Control landscape for ultrafast manipulation by a qubit
Alexander Pechen, Nikolay Il'in

TL;DR
This paper analyzes the control landscape for ultrafast qubit manipulation, demonstrating that ultrafast state transfer remains trap-free across a broad range of states, with only saddle points present.
Contribution
It provides a theoretical analysis showing the absence of traps in ultrafast qubit control landscapes, extending previous work from longer pulses to femtosecond and attosecond regimes.
Findings
Ultrafast state transfer in a qubit is trap-free for many initial and final states.
The transition probability landscape has saddle points but no traps.

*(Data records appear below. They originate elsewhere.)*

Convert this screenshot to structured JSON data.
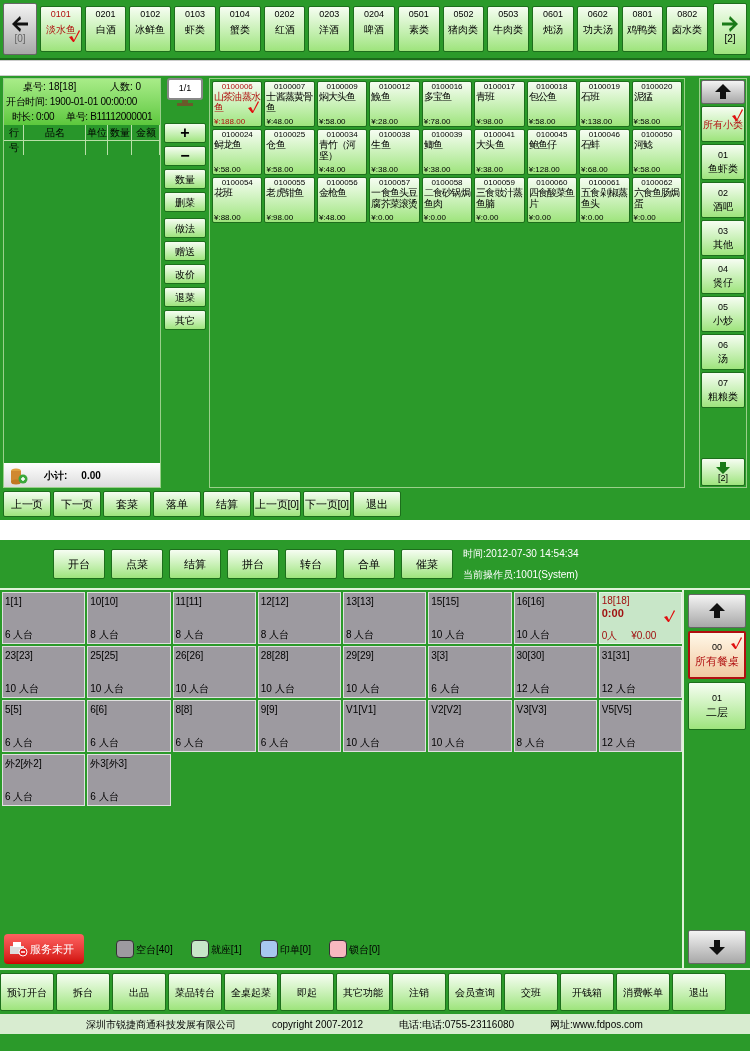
{
  "order_screen": {
    "category_bar": {
      "prev_page": "[0]",
      "next_page": "[2]",
      "categories": [
        {
          "code": "0101",
          "name": "淡水鱼",
          "selected": true
        },
        {
          "code": "0201",
          "name": "白酒",
          "selected": false
        },
        {
          "code": "0102",
          "name": "冰鲜鱼",
          "selected": false
        },
        {
          "code": "0103",
          "name": "虾类",
          "selected": false
        },
        {
          "code": "0104",
          "name": "蟹类",
          "selected": false
        },
        {
          "code": "0202",
          "name": "红酒",
          "selected": false
        },
        {
          "code": "0203",
          "name": "洋酒",
          "selected": false
        },
        {
          "code": "0204",
          "name": "啤酒",
          "selected": false
        },
        {
          "code": "0501",
          "name": "素类",
          "selected": false
        },
        {
          "code": "0502",
          "name": "猪肉类",
          "selected": false
        },
        {
          "code": "0503",
          "name": "牛肉类",
          "selected": false
        },
        {
          "code": "0601",
          "name": "炖汤",
          "selected": false
        },
        {
          "code": "0602",
          "name": "功夫汤",
          "selected": false
        },
        {
          "code": "0801",
          "name": "鸡鸭类",
          "selected": false
        },
        {
          "code": "0802",
          "name": "卤水类",
          "selected": false
        }
      ]
    },
    "order_info": {
      "table_no": "桌号: 18[18]",
      "guests": "人数: 0",
      "open_time": "开台时间: 1900-01-01 00:00:00",
      "duration": "时长: 0:00",
      "bill_no": "单号: B11112000001"
    },
    "order_table": {
      "columns": [
        "行号",
        "品名",
        "单位",
        "数量",
        "金额"
      ],
      "subtotal_label": "小计:",
      "subtotal": "0.00"
    },
    "page_indicator": "1/1",
    "edit_buttons": [
      "+",
      "−",
      "数量",
      "删菜",
      "做法",
      "赠送",
      "改价",
      "退菜",
      "其它"
    ],
    "dishes": [
      {
        "code": "0100006",
        "name": "山茶油蒸水鱼",
        "price": "¥:188.00",
        "selected": true
      },
      {
        "code": "0100007",
        "name": "士酱蒸黄骨鱼",
        "price": "¥:48.00",
        "selected": false
      },
      {
        "code": "0100009",
        "name": "焖大头鱼",
        "price": "¥:58.00",
        "selected": false
      },
      {
        "code": "0100012",
        "name": "鮸鱼",
        "price": "¥:28.00",
        "selected": false
      },
      {
        "code": "0100016",
        "name": "多宝鱼",
        "price": "¥:78.00",
        "selected": false
      },
      {
        "code": "0100017",
        "name": "青班",
        "price": "¥:98.00",
        "selected": false
      },
      {
        "code": "0100018",
        "name": "包公鱼",
        "price": "¥:58.00",
        "selected": false
      },
      {
        "code": "0100019",
        "name": "石班",
        "price": "¥:138.00",
        "selected": false
      },
      {
        "code": "0100020",
        "name": "泥猛",
        "price": "¥:58.00",
        "selected": false
      },
      {
        "code": "0100024",
        "name": "鲟龙鱼",
        "price": "¥:58.00",
        "selected": false
      },
      {
        "code": "0100025",
        "name": "仓鱼",
        "price": "¥:58.00",
        "selected": false
      },
      {
        "code": "0100034",
        "name": "青竹（河坚）",
        "price": "¥:48.00",
        "selected": false
      },
      {
        "code": "0100038",
        "name": "生鱼",
        "price": "¥:38.00",
        "selected": false
      },
      {
        "code": "0100039",
        "name": "鲫鱼",
        "price": "¥:38.00",
        "selected": false
      },
      {
        "code": "0100041",
        "name": "大头鱼",
        "price": "¥:38.00",
        "selected": false
      },
      {
        "code": "0100045",
        "name": "鲍鱼仔",
        "price": "¥:128.00",
        "selected": false
      },
      {
        "code": "0100046",
        "name": "石蚌",
        "price": "¥:68.00",
        "selected": false
      },
      {
        "code": "0100050",
        "name": "河鲶",
        "price": "¥:58.00",
        "selected": false
      },
      {
        "code": "0100054",
        "name": "花班",
        "price": "¥:88.00",
        "selected": false
      },
      {
        "code": "0100055",
        "name": "老虎钳鱼",
        "price": "¥:98.00",
        "selected": false
      },
      {
        "code": "0100056",
        "name": "金枪鱼",
        "price": "¥:48.00",
        "selected": false
      },
      {
        "code": "0100057",
        "name": "一食鱼头豆腐芥菜滚烫",
        "price": "¥:0.00",
        "selected": false
      },
      {
        "code": "0100058",
        "name": "二食砂锅焗鱼肉",
        "price": "¥:0.00",
        "selected": false
      },
      {
        "code": "0100059",
        "name": "三食豉汁蒸鱼腩",
        "price": "¥:0.00",
        "selected": false
      },
      {
        "code": "0100060",
        "name": "四食酸菜鱼片",
        "price": "¥:0.00",
        "selected": false
      },
      {
        "code": "0100061",
        "name": "五食剁椒蒸鱼头",
        "price": "¥:0.00",
        "selected": false
      },
      {
        "code": "0100062",
        "name": "六食鱼肠焗蛋",
        "price": "¥:0.00",
        "selected": false
      }
    ],
    "subcategories": {
      "next_page": "[2]",
      "items": [
        {
          "name": "所有小类",
          "selected": true
        },
        {
          "code": "01",
          "name": "鱼虾类",
          "selected": false
        },
        {
          "code": "02",
          "name": "酒吧",
          "selected": false
        },
        {
          "code": "03",
          "name": "其他",
          "selected": false
        },
        {
          "code": "04",
          "name": "煲仔",
          "selected": false
        },
        {
          "code": "05",
          "name": "小炒",
          "selected": false
        },
        {
          "code": "06",
          "name": "汤",
          "selected": false
        },
        {
          "code": "07",
          "name": "粗粮类",
          "selected": false
        }
      ]
    },
    "bottom_buttons": [
      "上一页",
      "下一页",
      "套菜",
      "落单",
      "结算",
      "上一页[0]",
      "下一页[0]",
      "退出"
    ]
  },
  "table_screen": {
    "actions": [
      "开台",
      "点菜",
      "结算",
      "拼台",
      "转台",
      "合单",
      "催菜"
    ],
    "time": "时间:2012-07-30 14:54:34",
    "operator": "当前操作员:1001(System)",
    "tables": [
      {
        "name": "1[1]",
        "capacity": "6 人台",
        "kind": "empty",
        "selected": false
      },
      {
        "name": "10[10]",
        "capacity": "8 人台",
        "kind": "empty",
        "selected": false
      },
      {
        "name": "11[11]",
        "capacity": "8 人台",
        "kind": "empty",
        "selected": false
      },
      {
        "name": "12[12]",
        "capacity": "8 人台",
        "kind": "empty",
        "selected": false
      },
      {
        "name": "13[13]",
        "capacity": "8 人台",
        "kind": "empty",
        "selected": false
      },
      {
        "name": "15[15]",
        "capacity": "10 人台",
        "kind": "empty",
        "selected": false
      },
      {
        "name": "16[16]",
        "capacity": "10 人台",
        "kind": "empty",
        "selected": false
      },
      {
        "name": "18[18]",
        "kind": "seated",
        "time": "0:00",
        "people": "0人",
        "amount": "¥0.00",
        "selected": true
      },
      {
        "name": "23[23]",
        "capacity": "10 人台",
        "kind": "empty",
        "selected": false
      },
      {
        "name": "25[25]",
        "capacity": "10 人台",
        "kind": "empty",
        "selected": false
      },
      {
        "name": "26[26]",
        "capacity": "10 人台",
        "kind": "empty",
        "selected": false
      },
      {
        "name": "28[28]",
        "capacity": "10 人台",
        "kind": "empty",
        "selected": false
      },
      {
        "name": "29[29]",
        "capacity": "10 人台",
        "kind": "empty",
        "selected": false
      },
      {
        "name": "3[3]",
        "capacity": "6 人台",
        "kind": "empty",
        "selected": false
      },
      {
        "name": "30[30]",
        "capacity": "12 人台",
        "kind": "empty",
        "selected": false
      },
      {
        "name": "31[31]",
        "capacity": "12 人台",
        "kind": "empty",
        "selected": false
      },
      {
        "name": "5[5]",
        "capacity": "6 人台",
        "kind": "empty",
        "selected": false
      },
      {
        "name": "6[6]",
        "capacity": "6 人台",
        "kind": "empty",
        "selected": false
      },
      {
        "name": "8[8]",
        "capacity": "6 人台",
        "kind": "empty",
        "selected": false
      },
      {
        "name": "9[9]",
        "capacity": "6 人台",
        "kind": "empty",
        "selected": false
      },
      {
        "name": "V1[V1]",
        "capacity": "10 人台",
        "kind": "empty",
        "selected": false
      },
      {
        "name": "V2[V2]",
        "capacity": "10 人台",
        "kind": "empty",
        "selected": false
      },
      {
        "name": "V3[V3]",
        "capacity": "8 人台",
        "kind": "empty",
        "selected": false
      },
      {
        "name": "V5[V5]",
        "capacity": "12 人台",
        "kind": "empty",
        "selected": false
      },
      {
        "name": "外2[外2]",
        "capacity": "6 人台",
        "kind": "empty",
        "selected": false
      },
      {
        "name": "外3[外3]",
        "capacity": "6 人台",
        "kind": "empty",
        "selected": false
      }
    ],
    "areas": [
      {
        "code": "00",
        "name": "所有餐桌",
        "selected": true
      },
      {
        "code": "01",
        "name": "二层",
        "selected": false
      }
    ],
    "service_button": "服务未开",
    "legend": [
      {
        "label": "空台[40]",
        "color": "#9d9aa0"
      },
      {
        "label": "就座[1]",
        "color": "#c8e6c8"
      },
      {
        "label": "印单[0]",
        "color": "#a8c8f0"
      },
      {
        "label": "锁台[0]",
        "color": "#f8b8c0"
      }
    ],
    "function_buttons": [
      "预订开台",
      "拆台",
      "出品",
      "菜品转台",
      "全桌起菜",
      "即起",
      "其它功能",
      "注销",
      "会员查询",
      "交班",
      "开钱箱",
      "消费帐单",
      "退出"
    ],
    "footer": {
      "company": "深圳市锐捷商通科技发展有限公司",
      "copyright": "copyright 2007-2012",
      "phone": "电话:电话:0755-23116080",
      "website": "网址:www.fdpos.com"
    }
  }
}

The results support the feasibility of ultrafast quantum control without local optima.
Abstract
In this work we study extrema of objective functionals for ultrafast manipulation by a qubit. Traps are extrema of the objective functionals which are optimal for manipulation by quantum systems only locally but not globally. Much effort in prior works was devoted to the analysis of traps for quantum systems controlled by long enough laser pulses and, for example, manipulation by a qubit with long control pulses was shown to be trap-free. Ultrafast femtosecond and attosecond control becomes now widely applicable that motivates the necessity for the analysis of traps on the ultrafast time scale. We do such analysis for a qubit and show that ultrafast state transfer in a qubit remains trap-free for a wide range of the initial and final states of the qubit. We prove that for this range the probability of transition between the initial and the final states has a saddle but has no traps.